Break: Networking and Refreshment Break 16:10-16:30

Rodrigo de Oliveira Pierami is currently a Medical student at Pontifical Catholic University of São Paulo, Brazil. He is a Former Member of Vital Brazil Student Council and Organizer of the XVI International Journey of Geriatric and Gerontology (2015). He did Internship at Hôpital Saint Vincent de Paul, Université Catholique de Lille, France (2016).


High Blood Pressure (HBP) is a common finding in patients with chronic kidney disease on dialyses. This research analyzed the relation between blood pressure (BP) and hydration status (HS) in chronic kidney patients under hemodialysis (HD) and peritoneal dialysis (PD) in a Brazilian Dialysis Center. Demographic data, BP, number of antihypertensive drugs (NAD) and HS by bioimpendance exam were collected from 89 patients (69 in HD; 20 in PD). There were findings of 55.1% of men, age between 57.6±16.4 years old, Caucasian ethnicity (80.9%), usage of 2.4±1.2 hypotension drugs in HD, 1.7±1.4 in PD. Systolic Blood Pressure (SBP)<140 mmHg in 27.5% patients before HD, in 40.6% after HD and in 55% under PD. Diastolic Blood Pressure <90 mmHg in 81.2%, 79.7% and 85% respectively. 43.8% with mean blood pressure (MBP)>100 mmHg (86.9±9.9 mmHg) and OH 0.5±2.5 liters. 56.2% with MBP>100 mmHg (114.7±11.9 mmHg; p=0.0001) and OH of 1.5±2.7 liters (p=0.06 between the groups). When pre-dialysis SBP and HS were combined, the patients were stratified in 4 groups: Group-1; 40.4% HBP can relate to hyperhydration; Group-2; 24.71%, HBP is independent of hyperhydration; Group-3; 19.1%, in which 9% are hypohydrated and low blood pressure; Group-4; 15.7%, in which 12.3% are normohydrated and normotensive and 3.4% are hyperhydrated, though normotensive or arterial hypotension. HS was normal in 22.5%. In this research, there was noted the difficulty of controlling BP in these patients despite the use of expressive NAD and no relation between HS and MBP.


Daniel Santos Rocha Sobral Filho is a Medical Student at Federal University of Piauí, Teresina - Piauí - Brazil. Scholarship of the Program of Scientific Initiation of the Federal University of Piauí, participates in researches in nephrology, focusing on genetic nephropathies.

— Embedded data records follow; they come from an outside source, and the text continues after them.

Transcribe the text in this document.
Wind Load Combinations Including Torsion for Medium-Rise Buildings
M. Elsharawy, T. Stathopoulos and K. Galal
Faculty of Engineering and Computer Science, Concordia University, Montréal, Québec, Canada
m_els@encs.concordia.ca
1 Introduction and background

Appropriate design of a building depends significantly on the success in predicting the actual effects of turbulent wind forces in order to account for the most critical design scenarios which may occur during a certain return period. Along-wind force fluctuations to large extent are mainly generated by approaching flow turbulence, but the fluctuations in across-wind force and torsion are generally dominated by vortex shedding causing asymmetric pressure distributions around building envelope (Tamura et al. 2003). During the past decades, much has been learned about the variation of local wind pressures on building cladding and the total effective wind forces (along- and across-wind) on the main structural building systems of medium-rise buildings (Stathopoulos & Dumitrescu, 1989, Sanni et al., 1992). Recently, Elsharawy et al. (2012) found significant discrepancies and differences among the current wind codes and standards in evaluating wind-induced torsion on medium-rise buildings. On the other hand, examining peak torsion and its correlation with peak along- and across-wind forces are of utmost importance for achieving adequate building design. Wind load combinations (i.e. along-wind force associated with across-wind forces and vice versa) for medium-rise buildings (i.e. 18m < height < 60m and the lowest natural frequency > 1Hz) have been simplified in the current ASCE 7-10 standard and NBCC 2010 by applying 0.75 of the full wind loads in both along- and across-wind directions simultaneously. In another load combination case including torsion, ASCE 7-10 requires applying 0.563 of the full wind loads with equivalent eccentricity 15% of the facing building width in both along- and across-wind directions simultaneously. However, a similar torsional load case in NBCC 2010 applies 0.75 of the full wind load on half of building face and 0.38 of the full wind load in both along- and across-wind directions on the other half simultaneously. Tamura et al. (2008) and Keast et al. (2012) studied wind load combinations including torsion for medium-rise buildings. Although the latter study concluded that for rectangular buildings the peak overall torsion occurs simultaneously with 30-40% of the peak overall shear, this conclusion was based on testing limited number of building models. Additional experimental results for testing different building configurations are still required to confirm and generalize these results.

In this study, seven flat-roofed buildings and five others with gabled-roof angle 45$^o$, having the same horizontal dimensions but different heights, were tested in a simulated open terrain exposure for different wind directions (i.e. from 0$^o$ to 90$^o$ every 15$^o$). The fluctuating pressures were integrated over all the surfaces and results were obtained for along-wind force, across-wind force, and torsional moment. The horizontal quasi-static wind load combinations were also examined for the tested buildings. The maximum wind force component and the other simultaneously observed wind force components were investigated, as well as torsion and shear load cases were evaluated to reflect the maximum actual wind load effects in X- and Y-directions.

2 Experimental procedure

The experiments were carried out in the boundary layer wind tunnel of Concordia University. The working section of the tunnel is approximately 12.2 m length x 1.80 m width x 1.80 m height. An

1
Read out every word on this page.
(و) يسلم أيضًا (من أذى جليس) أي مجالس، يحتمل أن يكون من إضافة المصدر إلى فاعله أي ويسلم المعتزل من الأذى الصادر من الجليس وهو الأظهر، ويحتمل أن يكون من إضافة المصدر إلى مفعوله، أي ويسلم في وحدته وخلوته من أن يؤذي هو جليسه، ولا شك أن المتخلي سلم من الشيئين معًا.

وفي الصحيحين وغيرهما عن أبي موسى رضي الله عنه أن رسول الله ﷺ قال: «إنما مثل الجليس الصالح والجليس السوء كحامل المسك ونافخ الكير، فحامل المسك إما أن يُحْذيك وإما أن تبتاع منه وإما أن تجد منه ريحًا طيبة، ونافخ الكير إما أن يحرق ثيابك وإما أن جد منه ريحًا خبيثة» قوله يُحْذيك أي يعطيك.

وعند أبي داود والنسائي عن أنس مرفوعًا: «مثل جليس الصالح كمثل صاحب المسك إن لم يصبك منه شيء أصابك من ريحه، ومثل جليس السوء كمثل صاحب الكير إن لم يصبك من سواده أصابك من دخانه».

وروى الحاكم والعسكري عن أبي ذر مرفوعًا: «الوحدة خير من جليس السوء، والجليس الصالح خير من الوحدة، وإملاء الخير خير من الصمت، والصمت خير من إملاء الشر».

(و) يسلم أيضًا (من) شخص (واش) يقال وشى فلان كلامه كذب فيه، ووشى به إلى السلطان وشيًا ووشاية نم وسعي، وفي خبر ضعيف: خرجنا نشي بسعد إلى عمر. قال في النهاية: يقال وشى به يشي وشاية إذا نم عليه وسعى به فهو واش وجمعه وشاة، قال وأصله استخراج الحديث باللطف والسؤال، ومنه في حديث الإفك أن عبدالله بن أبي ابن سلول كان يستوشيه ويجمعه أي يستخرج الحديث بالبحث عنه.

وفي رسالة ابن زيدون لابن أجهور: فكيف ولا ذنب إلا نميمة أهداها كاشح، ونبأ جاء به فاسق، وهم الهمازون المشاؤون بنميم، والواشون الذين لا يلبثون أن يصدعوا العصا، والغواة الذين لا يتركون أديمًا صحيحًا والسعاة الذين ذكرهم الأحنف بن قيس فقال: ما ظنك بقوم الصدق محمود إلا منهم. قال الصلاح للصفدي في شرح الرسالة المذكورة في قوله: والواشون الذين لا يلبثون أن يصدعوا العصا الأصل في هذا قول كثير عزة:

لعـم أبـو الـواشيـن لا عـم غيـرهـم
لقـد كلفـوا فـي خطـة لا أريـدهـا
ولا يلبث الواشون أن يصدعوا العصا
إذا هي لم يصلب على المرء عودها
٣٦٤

Fabry disease (FD) is a rare X-linked disorder resulting from the deficiency of alpha-galactosidaseA enzyme. Microalbuminuria is the initial manifestation of renal involvement, progressing to end-stage renal disease. From one case, we followed the patient's response to enzyme replacement therapy (ERT) and the evolution of its manifestations. A 61 years old male was referred to nephrologist to investigate generalized edema and massive proteinuria. He referred a previous diagnosis of cardiomyopathy and heart failure treatment. Physical examination revealed widespread edema. Complementary tests showed nephrotic proteinuria, hypoalbuminemia and dyslipidemia. Renal biopsy revealed membranous glomerulonephritis (MN) and FD association. Anti-phospholipase-A2-Receptor autoantibodies were positive, revealing the unprecedented association between idiopathic MN and Fabry nephropathy, reinforces the hypothesis that Fabry's nephropathy may modify podocyte antigens, leading to idiopathic MN. Others FD manifestations were found: cornea verticillata, hypertrophic cardiomyopathy and supratentorial microangiopathy. The α-Gal activity was reduced, associated with lyso-Gb3 accumulation. Genetic analysis identified an unreported hemizygous mutation in exon 7 of the GLA gene. The patient experienced decreased edema and clinical stabilization with the institution of fortnightly ERT with agalsidase alfa, with complementary exams showing preservation of renal function with reduction in proteinuria and increased serum albumin. Family screening identified six close relatives with FD on oligosymptomatic stage. This study recognized an unknown association between MN and FD and an unreported genetic mutation. It’s also serving as the basis for the development of a database that aims to allow the follow-up of these patients, making possible the analysis of clinical data and of its evolution.